I am haunted. I am haunted by the ghosts of loved ones passed on and failures I've been responsible for and mistakes made and lessons learned too late and the specter of the child I once was, looking at me, sad and angry; sad that we share the same pain, angry that I let all that potential go to waste. Not only am I not the person I wish I was, I never have been the person I wanted to be. I have always been let down by myself. Some people think my expectations are too high. I always thought expectations should be high, aim high, don't aim low. But I've achieved low. I have people who care a great deal about me and that means a lot. But I so frequently have nothing to offer them. I don't feel like I bring anything to the table. While they talk about jobs and friends they have in real life and some of them about their own families that they've started, wives, husbands, children... I look at myself and think "What have I done with my (almost) 39 years?" I can think of a lot of stalled projects, plans given up on, people hurt, jobs I screwed up, possibilities squandered. All because I have this depression. Something that some people don't even consider a real medical condition.
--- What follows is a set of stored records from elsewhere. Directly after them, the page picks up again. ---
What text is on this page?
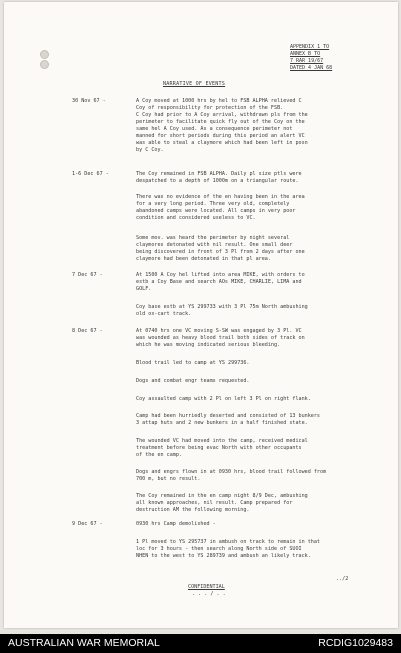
APPENDIX 1 TO
ANNEX B TO
7 RAR 19/67
DATED 4 JAN 68
NARRATIVE OF EVENTS
30 Nov 67 -	A Coy moved at 1000 hrs by hel to FSB ALPHA relieved C
Coy of responsibility for protection of the FSB.
C Coy had prior to A Coy arrival, withdrawn pls from the
perimeter to facilitate quick fly out of the Coy on the
same hel A Coy used. As a consequence perimeter not
manned for short periods during this period an alert VC
was able to steal a claymore which had been left in posn
by C Coy.
1-6 Dec 67 -	The Coy remained in FSB ALPHA. Daily pl size ptls were
despatched to a depth of 1000m on a triangular route.
There was no evidence of the en having been in the area
for a very long period. Three very old, completely
abandoned camps were located. All camps in very poor
condition and considered useless to VC.
Some mov. was heard the perimeter by night several
claymores detonated with nil result. One small deer
being discovered in front of 3 Pl from 2 days after one
claymore had been detonated in that pl area.
7 Dec 67 -	At 1500 A Coy hel lifted into area MIKE, with orders to
estb a Coy Base and search AOs MIKE, CHARLIE, LIMA and
GOLF.
Coy base estb at YS 299733 with 3 Pl 75m North ambushing
old ox-cart track.
8 Dec 67 -	At 0740 hrs one VC moving S-SW was engaged by 3 Pl. VC
was wounded as heavy blood trail both sides of track on
which he was moving indicated serious bleeding.
Blood trail led to camp at YS 299736.
Dogs and combat engr teams requested.
Coy assaulted camp with 2 Pl on left 3 Pl on right flank.
Camp had been hurriedly deserted and consisted of 13 bunkers
3 attap huts and 2 new bunkers in a half finished state.
The wounded VC had moved into the camp, received medical
treatment before being evac North with other occupants
of the en camp.
Dogs and engrs flown in at 0930 hrs, blood trail followed from
700 m, but no result.
The Coy remained in the en camp night 8/9 Dec, ambushing
all known approaches, nil result. Camp prepared for
destruction AM the following morning.
9 Dec 67 -	0930 hrs Camp demolished -
1 Pl moved to YS 295737 in ambush on track to remain in that
loc for 3 hours - then search along North side of SUOI
NHEN to the west to YS 289739 and ambush an likely track.
../2
CONFIDENTIAL
. . . / . .
AUSTRALIAN WAR MEMORIAL	RCDIG1029483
I honestly don't know any other life than this. Whether it's a real medical condition or not, depression seems to be the core of my being. It has carved out a niche in my soul and taken up permanent residence. Either that or the depression actually IS my soul. That feels more likely. My spirit is a spirit of despair and hopelessness.
We have a few days before we have to move and leave this house behind. I can't get my mind around the enormity of that reality that is looming so close. What I'd really like to do is pack up my mind and move and leave Chris Ropes behind and just be someone, anyone, else.